O esmagamento é um outro tipo de mutilação deste corpo. A memória soterra Cuandu: “Ossadas me achatam e me impedem a caminhada dentro da própria casa, se arrastam nos babados de meu vestido surrado. Não tenho onde pisar os pés”. Em seu sufocamento, ela constata algo irremediável: “Uma mulher negra jamais poderá ser livre entre a gente branca e até entre a gente preta”.
O caminho possível para o expurgo é a palavra. Deixar irromper a raiva no texto, a bile, o fel, o ódio: “Não sei escrever textos em que a raiva não desponte”, diz a narradora, ao falar da “morte das gentes empretecidas e de seus esqueletos enlouçados”.

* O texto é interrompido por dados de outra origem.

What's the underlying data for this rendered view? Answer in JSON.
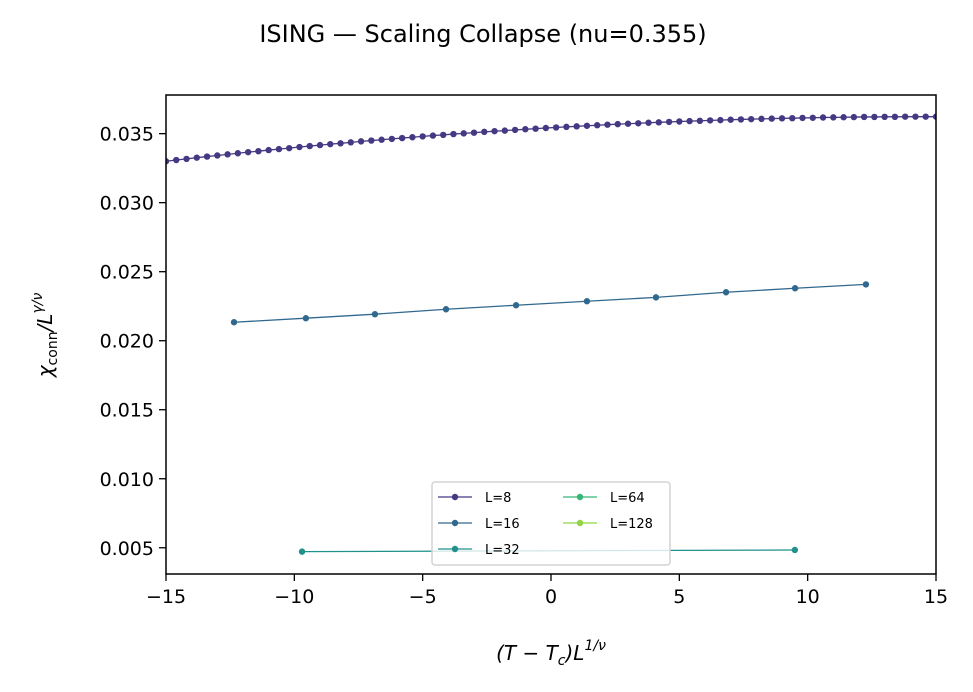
{
  "chart_data": {
    "type": "line",
    "title": "ISING — Scaling Collapse (nu=0.355)",
    "xlabel": "(T − T_c)L^{1/ν}",
    "ylabel": "χ_conn/L^{γ/ν}",
    "xlim": [
      -15,
      15
    ],
    "ylim": [
      0.0031,
      0.0378
    ],
    "xticks": [
      -15,
      -10,
      -5,
      0,
      5,
      10,
      15
    ],
    "xtick_labels": [
      "−15",
      "−10",
      "−5",
      "0",
      "5",
      "10",
      "15"
    ],
    "yticks": [
      0.005,
      0.01,
      0.015,
      0.02,
      0.025,
      0.03,
      0.035
    ],
    "ytick_labels": [
      "0.005",
      "0.010",
      "0.015",
      "0.020",
      "0.025",
      "0.030",
      "0.035"
    ],
    "grid": false,
    "legend": {
      "placement": "lower-center",
      "columns": 2
    },
    "series": [
      {
        "name": "L=8",
        "color": "#443983",
        "x": [
          -15,
          -14.6,
          -14.2,
          -13.8,
          -13.4,
          -13,
          -12.6,
          -12.2,
          -11.8,
          -11.4,
          -11,
          -10.6,
          -10.2,
          -9.8,
          -9.4,
          -9,
          -8.6,
          -8.2,
          -7.8,
          -7.4,
          -7,
          -6.6,
          -6.2,
          -5.8,
          -5.4,
          -5,
          -4.6,
          -4.2,
          -3.8,
          -3.4,
          -3,
          -2.6,
          -2.2,
          -1.8,
          -1.4,
          -1,
          -0.6,
          -0.2,
          0.2,
          0.6,
          1,
          1.4,
          1.8,
          2.2,
          2.6,
          3,
          3.4,
          3.8,
          4.2,
          4.6,
          5,
          5.4,
          5.8,
          6.2,
          6.6,
          7,
          7.4,
          7.8,
          8.2,
          8.6,
          9,
          9.4,
          9.8,
          10.2,
          10.6,
          11,
          11.4,
          11.8,
          12.2,
          12.6,
          13,
          13.4,
          13.8,
          14.2,
          14.6,
          15
        ],
        "y": [
          0.033,
          0.03309,
          0.03317,
          0.03326,
          0.03334,
          0.03342,
          0.0335,
          0.03358,
          0.03366,
          0.03373,
          0.03381,
          0.03388,
          0.03395,
          0.03403,
          0.0341,
          0.03417,
          0.03424,
          0.0343,
          0.03437,
          0.03444,
          0.0345,
          0.03456,
          0.03462,
          0.03468,
          0.03474,
          0.0348,
          0.03486,
          0.03491,
          0.03497,
          0.03502,
          0.03507,
          0.03513,
          0.03518,
          0.03522,
          0.03527,
          0.03532,
          0.03536,
          0.03541,
          0.03545,
          0.03549,
          0.03553,
          0.03557,
          0.03561,
          0.03565,
          0.03569,
          0.03572,
          0.03575,
          0.03579,
          0.03582,
          0.03585,
          0.03588,
          0.03591,
          0.03593,
          0.03596,
          0.03598,
          0.03601,
          0.03603,
          0.03605,
          0.03607,
          0.03609,
          0.03611,
          0.03612,
          0.03614,
          0.03615,
          0.03617,
          0.03618,
          0.03619,
          0.0362,
          0.03621,
          0.03621,
          0.03622,
          0.03622,
          0.03623,
          0.03623,
          0.03623,
          0.03623
        ]
      },
      {
        "name": "L=16",
        "color": "#31688e",
        "x": [
          -12.35,
          -9.55,
          -6.86,
          -4.09,
          -1.36,
          1.4,
          4.09,
          6.82,
          9.51,
          12.27
        ],
        "y": [
          0.02134,
          0.02163,
          0.02192,
          0.02228,
          0.02257,
          0.02286,
          0.02314,
          0.02351,
          0.0238,
          0.02408
        ]
      },
      {
        "name": "L=32",
        "color": "#21918c",
        "x": [
          -9.7,
          9.5
        ],
        "y": [
          0.00472,
          0.00484
        ]
      },
      {
        "name": "L=64",
        "color": "#35b779",
        "x": [],
        "y": []
      },
      {
        "name": "L=128",
        "color": "#90d743",
        "x": [],
        "y": []
      }
    ]
  }
}
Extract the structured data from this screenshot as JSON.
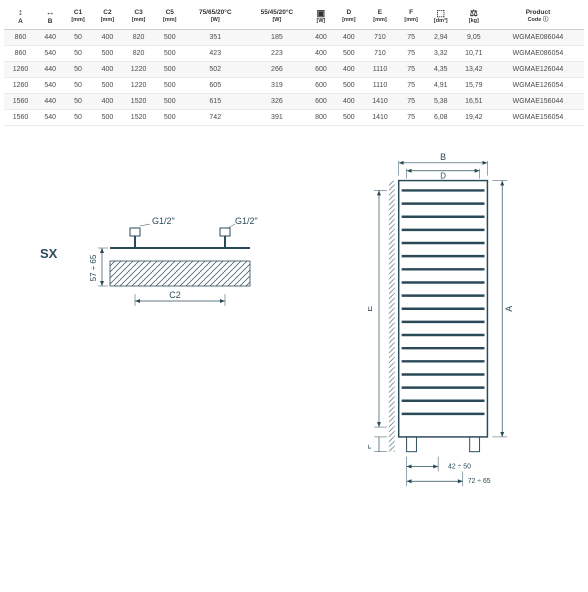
{
  "table": {
    "columns": [
      {
        "line1": "A",
        "line2": "",
        "icon": "↕"
      },
      {
        "line1": "B",
        "line2": "",
        "icon": "↔"
      },
      {
        "line1": "C1",
        "line2": "[mm]"
      },
      {
        "line1": "C2",
        "line2": "[mm]"
      },
      {
        "line1": "C3",
        "line2": "[mm]"
      },
      {
        "line1": "C5",
        "line2": "[mm]"
      },
      {
        "line1": "75/65/20°C",
        "line2": "[W]"
      },
      {
        "line1": "55/45/20°C",
        "line2": "[W]"
      },
      {
        "line1": "",
        "line2": "[W]",
        "icon": "▣"
      },
      {
        "line1": "D",
        "line2": "[mm]"
      },
      {
        "line1": "E",
        "line2": "[mm]"
      },
      {
        "line1": "F",
        "line2": "[mm]"
      },
      {
        "line1": "",
        "line2": "[dm³]",
        "icon": "⬚"
      },
      {
        "line1": "",
        "line2": "[kg]",
        "icon": "⚖"
      },
      {
        "line1": "Product",
        "line2": "Code ⓘ"
      }
    ],
    "rows": [
      [
        "860",
        "440",
        "50",
        "400",
        "820",
        "500",
        "351",
        "185",
        "400",
        "400",
        "710",
        "75",
        "2,94",
        "9,05",
        "WGMAE086044"
      ],
      [
        "860",
        "540",
        "50",
        "500",
        "820",
        "500",
        "423",
        "223",
        "400",
        "500",
        "710",
        "75",
        "3,32",
        "10,71",
        "WGMAE086054"
      ],
      [
        "1260",
        "440",
        "50",
        "400",
        "1220",
        "500",
        "502",
        "266",
        "600",
        "400",
        "1110",
        "75",
        "4,35",
        "13,42",
        "WGMAE126044"
      ],
      [
        "1260",
        "540",
        "50",
        "500",
        "1220",
        "500",
        "605",
        "319",
        "600",
        "500",
        "1110",
        "75",
        "4,91",
        "15,79",
        "WGMAE126054"
      ],
      [
        "1560",
        "440",
        "50",
        "400",
        "1520",
        "500",
        "615",
        "326",
        "600",
        "400",
        "1410",
        "75",
        "5,38",
        "16,51",
        "WGMAE156044"
      ],
      [
        "1560",
        "540",
        "50",
        "500",
        "1520",
        "500",
        "742",
        "391",
        "800",
        "500",
        "1410",
        "75",
        "6,08",
        "19,42",
        "WGMAE156054"
      ]
    ]
  },
  "diagrams": {
    "sx_label": "SX",
    "g12_left": "G1/2\"",
    "g12_right": "G1/2\"",
    "c2_label": "C2",
    "v_dim": "57 ÷ 65",
    "b_label": "B",
    "d_label": "D",
    "a_label": "A",
    "e_label": "E",
    "f_label": "F",
    "bottom_dim1": "42 ÷ 50",
    "bottom_dim2": "72 ÷ 65",
    "stroke": "#2a4a5a",
    "hatch": "#2a4a5a",
    "bar_count": 18
  }
}
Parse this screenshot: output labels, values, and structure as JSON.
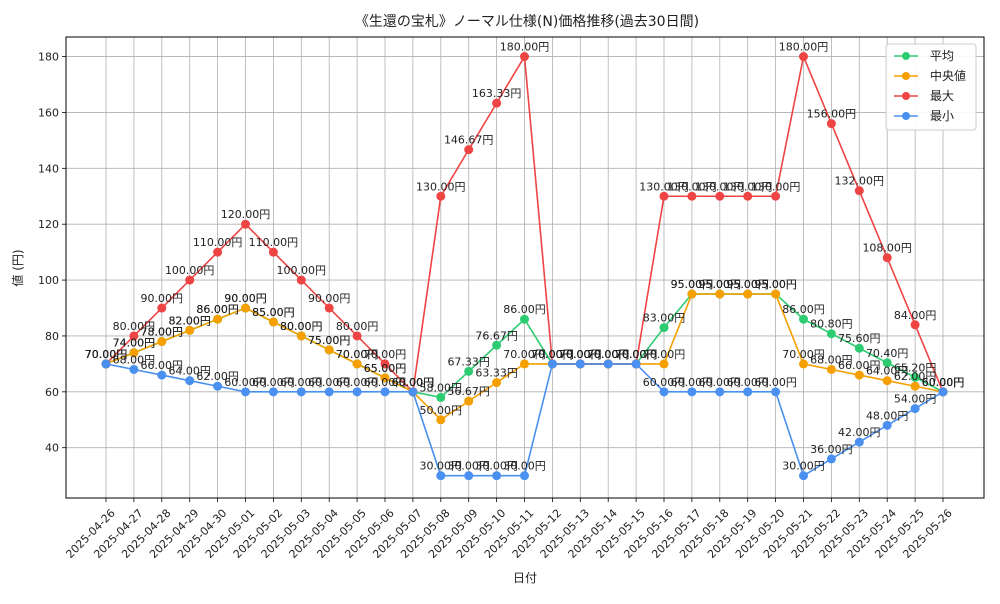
{
  "chart_data": {
    "type": "line",
    "title": "《生還の宝札》ノーマル仕様(N)価格推移(過去30日間)",
    "xlabel": "日付",
    "ylabel": "値 (円)",
    "ylim": [
      22,
      187
    ],
    "yticks": [
      40,
      60,
      80,
      100,
      120,
      140,
      160,
      180
    ],
    "grid": true,
    "legend_position": "top-right",
    "label_suffix": "円",
    "categories": [
      "2025-04-26",
      "2025-04-27",
      "2025-04-28",
      "2025-04-29",
      "2025-04-30",
      "2025-05-01",
      "2025-05-02",
      "2025-05-03",
      "2025-05-04",
      "2025-05-05",
      "2025-05-06",
      "2025-05-07",
      "2025-05-08",
      "2025-05-09",
      "2025-05-10",
      "2025-05-11",
      "2025-05-12",
      "2025-05-13",
      "2025-05-14",
      "2025-05-15",
      "2025-05-16",
      "2025-05-17",
      "2025-05-18",
      "2025-05-19",
      "2025-05-20",
      "2025-05-21",
      "2025-05-22",
      "2025-05-23",
      "2025-05-24",
      "2025-05-25",
      "2025-05-26"
    ],
    "series": [
      {
        "name": "平均",
        "color": "#2ecc71",
        "values": [
          70,
          74,
          78,
          82,
          86,
          90,
          85,
          80,
          75,
          70,
          65,
          60,
          58,
          67.33,
          76.67,
          86,
          70,
          70,
          70,
          70,
          83,
          95,
          95,
          95,
          95,
          86,
          80.8,
          75.6,
          70.4,
          65.2,
          60
        ]
      },
      {
        "name": "中央値",
        "color": "#f5a000",
        "values": [
          70,
          74,
          78,
          82,
          86,
          90,
          85,
          80,
          75,
          70,
          65,
          60,
          50,
          56.67,
          63.33,
          70,
          70,
          70,
          70,
          70,
          70,
          95,
          95,
          95,
          95,
          70,
          68,
          66,
          64,
          62,
          60
        ]
      },
      {
        "name": "最大",
        "color": "#ef4444",
        "values": [
          70,
          80,
          90,
          100,
          110,
          120,
          110,
          100,
          90,
          80,
          70,
          60,
          130,
          146.67,
          163.33,
          180,
          70,
          70,
          70,
          70,
          130,
          130,
          130,
          130,
          130,
          180,
          156,
          132,
          108,
          84,
          60
        ]
      },
      {
        "name": "最小",
        "color": "#4a90f0",
        "values": [
          70,
          68,
          66,
          64,
          62,
          60,
          60,
          60,
          60,
          60,
          60,
          60,
          30,
          30,
          30,
          30,
          70,
          70,
          70,
          70,
          60,
          60,
          60,
          60,
          60,
          30,
          36,
          42,
          48,
          54,
          60
        ]
      }
    ]
  }
}
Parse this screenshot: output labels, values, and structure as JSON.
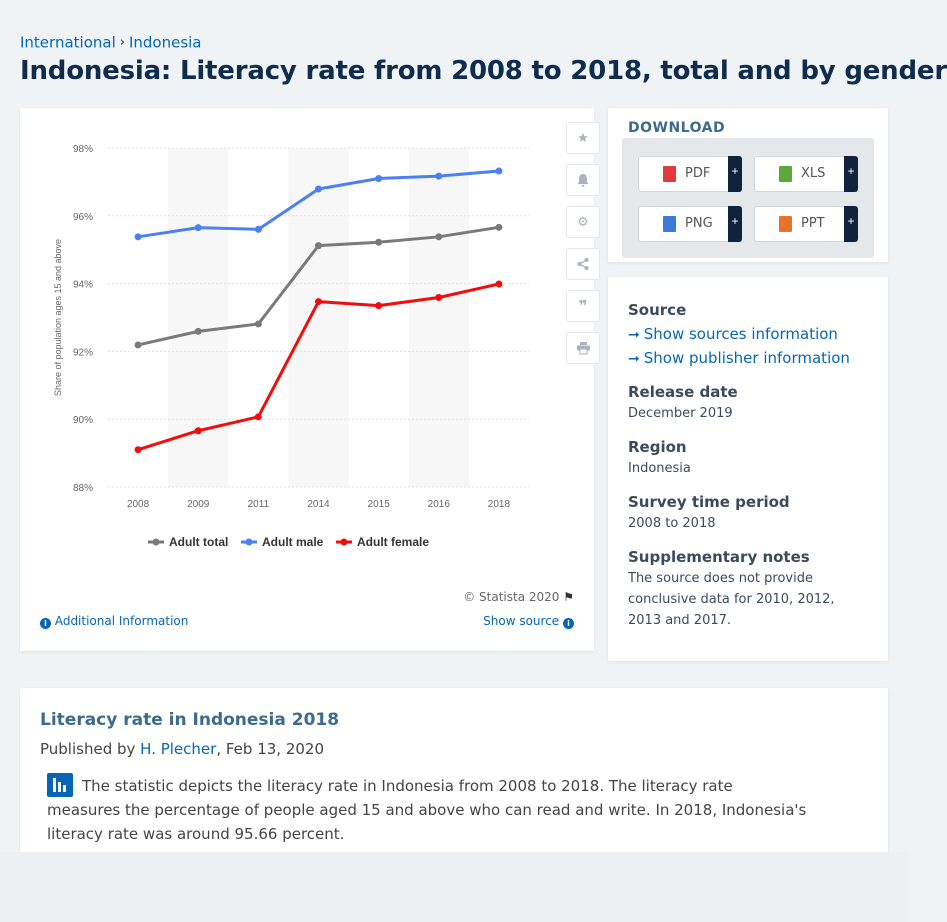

Aliás, o movimento de despedaçar/reconstruir também se percebe na prática da intertextualidade. São muitas as referências que Eliane Marques traz: cita Georgina Herrera, Jamaica Kincaid, Ahmadou Kourouma, Wole Soyinka, Aimé Césaire, Derek Walcott e Carolina Maria de Jesus, dentre outros nomes, que perpassam Louças de família como se criassem suturas para os temas, costurassem os caminhos das vozes literárias.
A força dessa escrita é autoimposta, revela Cuandu:
Além de rancorosa, sou muito desconfiada. Sou da escola das ressentidas. Não preciso afirmar isso. Vocês já puderam ler. Mas preciso afirmar que não somos fortes, apenas não temos outra saída senão suportar, senão sobreviver.
A autora, também por ser psicanalista, sabe das implicações disso.